Com optimismo. Por tudo aquilo que a gente já passou, aqui em África não há um país com a estabilidade como a nossa. Posso ir de noite daqui até ao Namibe, daqui até ao Huambo, desde que a estrada me deixe. Já fui de noite daqui até ao Uíge. No Quénia não é possível. Eles têm pequenas aldeias com bares e prostitutas, os camiões ficam ali parados até de manhã, não se viaja à noite. Na Namíbia também já está a ficar assim, na África do Sul está assim há muito tempo. As pessoas querem vir para cá.
Está a advogar a ideia de que os angolanos são especiais?

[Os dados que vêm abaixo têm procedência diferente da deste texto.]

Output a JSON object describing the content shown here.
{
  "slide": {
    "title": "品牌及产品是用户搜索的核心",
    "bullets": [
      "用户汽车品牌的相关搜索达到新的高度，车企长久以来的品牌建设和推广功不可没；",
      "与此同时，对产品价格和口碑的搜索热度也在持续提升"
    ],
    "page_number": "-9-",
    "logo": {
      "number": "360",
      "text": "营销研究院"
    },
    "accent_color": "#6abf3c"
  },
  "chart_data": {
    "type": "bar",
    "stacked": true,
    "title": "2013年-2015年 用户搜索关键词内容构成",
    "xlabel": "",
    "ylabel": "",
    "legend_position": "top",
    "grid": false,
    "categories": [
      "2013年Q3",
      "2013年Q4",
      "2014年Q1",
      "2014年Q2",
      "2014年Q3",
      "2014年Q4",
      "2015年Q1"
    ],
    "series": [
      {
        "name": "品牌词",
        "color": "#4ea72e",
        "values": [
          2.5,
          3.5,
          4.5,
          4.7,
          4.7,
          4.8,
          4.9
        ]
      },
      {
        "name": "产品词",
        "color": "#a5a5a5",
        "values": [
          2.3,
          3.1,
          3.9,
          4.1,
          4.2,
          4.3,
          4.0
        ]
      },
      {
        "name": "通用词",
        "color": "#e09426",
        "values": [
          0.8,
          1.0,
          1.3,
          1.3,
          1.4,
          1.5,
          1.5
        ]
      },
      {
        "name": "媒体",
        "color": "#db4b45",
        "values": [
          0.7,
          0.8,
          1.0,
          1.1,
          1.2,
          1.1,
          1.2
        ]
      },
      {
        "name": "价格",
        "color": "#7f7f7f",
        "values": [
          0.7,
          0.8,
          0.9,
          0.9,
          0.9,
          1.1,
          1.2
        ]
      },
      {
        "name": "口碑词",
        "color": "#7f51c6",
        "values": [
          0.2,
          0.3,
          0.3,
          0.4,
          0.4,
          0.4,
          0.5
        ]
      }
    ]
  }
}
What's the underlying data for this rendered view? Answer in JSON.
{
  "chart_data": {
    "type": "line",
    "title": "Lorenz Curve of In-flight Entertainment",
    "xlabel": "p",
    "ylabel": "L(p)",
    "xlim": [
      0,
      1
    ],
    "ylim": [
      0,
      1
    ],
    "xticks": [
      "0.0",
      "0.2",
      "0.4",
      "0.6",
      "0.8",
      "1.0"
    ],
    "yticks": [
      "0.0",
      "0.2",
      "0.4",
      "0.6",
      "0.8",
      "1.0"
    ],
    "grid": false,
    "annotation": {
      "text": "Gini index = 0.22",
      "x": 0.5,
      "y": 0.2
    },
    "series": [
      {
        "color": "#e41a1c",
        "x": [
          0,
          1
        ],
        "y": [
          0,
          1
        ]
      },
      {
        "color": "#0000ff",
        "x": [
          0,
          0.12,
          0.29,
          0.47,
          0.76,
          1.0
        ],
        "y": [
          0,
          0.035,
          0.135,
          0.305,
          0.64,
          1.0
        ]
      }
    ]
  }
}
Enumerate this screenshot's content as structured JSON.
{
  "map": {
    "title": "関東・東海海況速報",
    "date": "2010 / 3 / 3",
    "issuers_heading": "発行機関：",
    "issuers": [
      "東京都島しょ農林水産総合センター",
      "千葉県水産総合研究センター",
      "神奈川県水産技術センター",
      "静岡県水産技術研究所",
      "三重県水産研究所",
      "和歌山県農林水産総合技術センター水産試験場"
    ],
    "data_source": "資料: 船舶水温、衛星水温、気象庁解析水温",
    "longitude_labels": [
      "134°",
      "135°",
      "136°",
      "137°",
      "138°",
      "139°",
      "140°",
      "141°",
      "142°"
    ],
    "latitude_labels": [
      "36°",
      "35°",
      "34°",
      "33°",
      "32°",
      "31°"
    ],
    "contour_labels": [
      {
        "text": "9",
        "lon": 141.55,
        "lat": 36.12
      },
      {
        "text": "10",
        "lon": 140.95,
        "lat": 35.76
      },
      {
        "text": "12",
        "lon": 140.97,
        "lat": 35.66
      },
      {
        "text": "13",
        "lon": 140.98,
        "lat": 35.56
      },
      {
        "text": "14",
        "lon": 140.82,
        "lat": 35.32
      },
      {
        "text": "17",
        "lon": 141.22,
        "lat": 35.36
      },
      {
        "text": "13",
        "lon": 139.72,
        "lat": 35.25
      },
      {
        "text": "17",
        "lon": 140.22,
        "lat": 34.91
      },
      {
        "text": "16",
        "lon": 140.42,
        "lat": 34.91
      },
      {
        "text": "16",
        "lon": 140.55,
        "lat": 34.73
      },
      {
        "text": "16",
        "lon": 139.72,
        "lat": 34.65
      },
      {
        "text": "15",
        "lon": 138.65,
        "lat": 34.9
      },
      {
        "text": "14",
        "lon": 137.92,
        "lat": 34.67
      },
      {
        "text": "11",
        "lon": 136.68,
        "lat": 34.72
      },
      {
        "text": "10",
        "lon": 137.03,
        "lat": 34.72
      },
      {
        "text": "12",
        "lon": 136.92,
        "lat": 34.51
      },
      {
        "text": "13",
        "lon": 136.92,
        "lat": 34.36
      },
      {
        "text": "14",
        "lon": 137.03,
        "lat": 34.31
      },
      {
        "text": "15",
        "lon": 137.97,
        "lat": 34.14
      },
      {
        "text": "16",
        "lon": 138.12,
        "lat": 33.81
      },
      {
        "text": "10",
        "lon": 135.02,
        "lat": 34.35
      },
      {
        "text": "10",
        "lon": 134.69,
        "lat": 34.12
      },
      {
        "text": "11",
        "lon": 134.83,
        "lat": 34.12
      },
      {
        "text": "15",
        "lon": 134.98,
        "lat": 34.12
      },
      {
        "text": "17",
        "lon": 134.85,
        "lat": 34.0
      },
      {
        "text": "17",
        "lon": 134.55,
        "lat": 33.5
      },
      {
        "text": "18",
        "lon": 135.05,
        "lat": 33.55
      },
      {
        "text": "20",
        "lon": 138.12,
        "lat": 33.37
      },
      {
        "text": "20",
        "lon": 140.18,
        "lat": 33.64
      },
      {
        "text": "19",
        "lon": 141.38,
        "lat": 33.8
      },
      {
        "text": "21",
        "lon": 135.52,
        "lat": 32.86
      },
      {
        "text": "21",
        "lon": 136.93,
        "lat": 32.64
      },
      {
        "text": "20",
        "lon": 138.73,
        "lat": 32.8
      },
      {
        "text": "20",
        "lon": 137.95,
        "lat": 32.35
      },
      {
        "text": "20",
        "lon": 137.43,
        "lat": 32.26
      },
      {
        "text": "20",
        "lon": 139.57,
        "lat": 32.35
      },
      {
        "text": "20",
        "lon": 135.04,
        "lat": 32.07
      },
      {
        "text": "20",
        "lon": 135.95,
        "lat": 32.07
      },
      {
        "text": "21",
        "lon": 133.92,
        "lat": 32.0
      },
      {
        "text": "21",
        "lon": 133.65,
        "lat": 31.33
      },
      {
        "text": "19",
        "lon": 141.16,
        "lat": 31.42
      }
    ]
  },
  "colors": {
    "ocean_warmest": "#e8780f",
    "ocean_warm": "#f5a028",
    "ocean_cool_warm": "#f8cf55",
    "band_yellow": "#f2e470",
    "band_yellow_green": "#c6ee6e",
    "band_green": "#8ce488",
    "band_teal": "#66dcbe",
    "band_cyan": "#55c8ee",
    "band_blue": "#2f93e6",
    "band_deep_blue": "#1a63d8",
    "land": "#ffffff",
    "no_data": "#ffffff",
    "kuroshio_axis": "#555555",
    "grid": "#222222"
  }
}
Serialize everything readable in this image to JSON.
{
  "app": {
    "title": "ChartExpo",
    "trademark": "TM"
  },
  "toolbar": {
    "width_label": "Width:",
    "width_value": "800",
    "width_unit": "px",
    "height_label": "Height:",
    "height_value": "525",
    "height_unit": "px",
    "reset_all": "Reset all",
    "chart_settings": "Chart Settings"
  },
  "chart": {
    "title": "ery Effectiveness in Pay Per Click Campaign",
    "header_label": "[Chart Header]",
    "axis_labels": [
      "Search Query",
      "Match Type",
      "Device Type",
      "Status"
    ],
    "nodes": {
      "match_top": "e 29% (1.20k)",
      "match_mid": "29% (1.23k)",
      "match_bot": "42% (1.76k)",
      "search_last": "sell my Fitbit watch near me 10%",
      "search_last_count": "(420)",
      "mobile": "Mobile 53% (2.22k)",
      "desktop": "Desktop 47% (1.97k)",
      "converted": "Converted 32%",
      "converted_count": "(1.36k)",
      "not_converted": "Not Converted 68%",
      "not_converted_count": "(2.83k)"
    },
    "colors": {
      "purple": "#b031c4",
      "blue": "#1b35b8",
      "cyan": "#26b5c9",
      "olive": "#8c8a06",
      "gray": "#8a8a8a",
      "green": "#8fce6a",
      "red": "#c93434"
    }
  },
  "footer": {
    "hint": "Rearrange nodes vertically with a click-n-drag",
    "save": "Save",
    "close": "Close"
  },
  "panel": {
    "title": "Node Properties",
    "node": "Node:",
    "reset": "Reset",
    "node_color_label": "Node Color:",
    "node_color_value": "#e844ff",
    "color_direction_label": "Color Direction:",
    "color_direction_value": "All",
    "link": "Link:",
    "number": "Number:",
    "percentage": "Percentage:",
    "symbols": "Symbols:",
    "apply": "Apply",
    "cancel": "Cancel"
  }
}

Não somos especiais. Tivemos uma história diferente. Uma colonização de 500 anos que nos pôs a falar a língua do invasor tal como ele fala ou melhor. As lutas dos reinos contra os colonos. As primeiras revoltas nas minas sul-africanas foram comandadas por um angolano, kwanhama. No Sul os portugueses levaram muita tareia, os kwanhamas nunca pagaram imposto, até ao fim do colonialismo. É todo esse tipo de trama, das lutas, da revolta da Baixa de Cassanje, do 4 de Fevereiro, é o Savimbi que tem a coragem e a filosofia maoísta de se encontrar com os portugueses para negociar, a avalanche toda da poesia de Neto, do Viriato da Cruz, etc., etc., em paralelo com os grandes poetas da Negritude que estava a acontecer em França, é a origem do MPLA, por exemplo, em que os estudantes fogem de Portugal para depois descerem para o Marrocos para fazer treino militar e ir para a guerra… Tudo isso é diferente de receber a independência através de um papel. Fazendo a soma disso tudo, aí está a nossa endurance, que faz de nós a única ex-colónia que vai bater o pé ao ex-colonizador. Chegar lá e dizer, “o meu processo não fica aqui, vai para Luanda”. Tudo isso aponta para a singularidade deste país, mas também para a singularidade do Magreb, da África do Sul, etc., etc. Outro fenómeno é a liberdade religiosa. Não troco este país por outro.

 *Esta entrevista foi originalmente publicada na edição de 11/11/2018 do Jornal de Angola.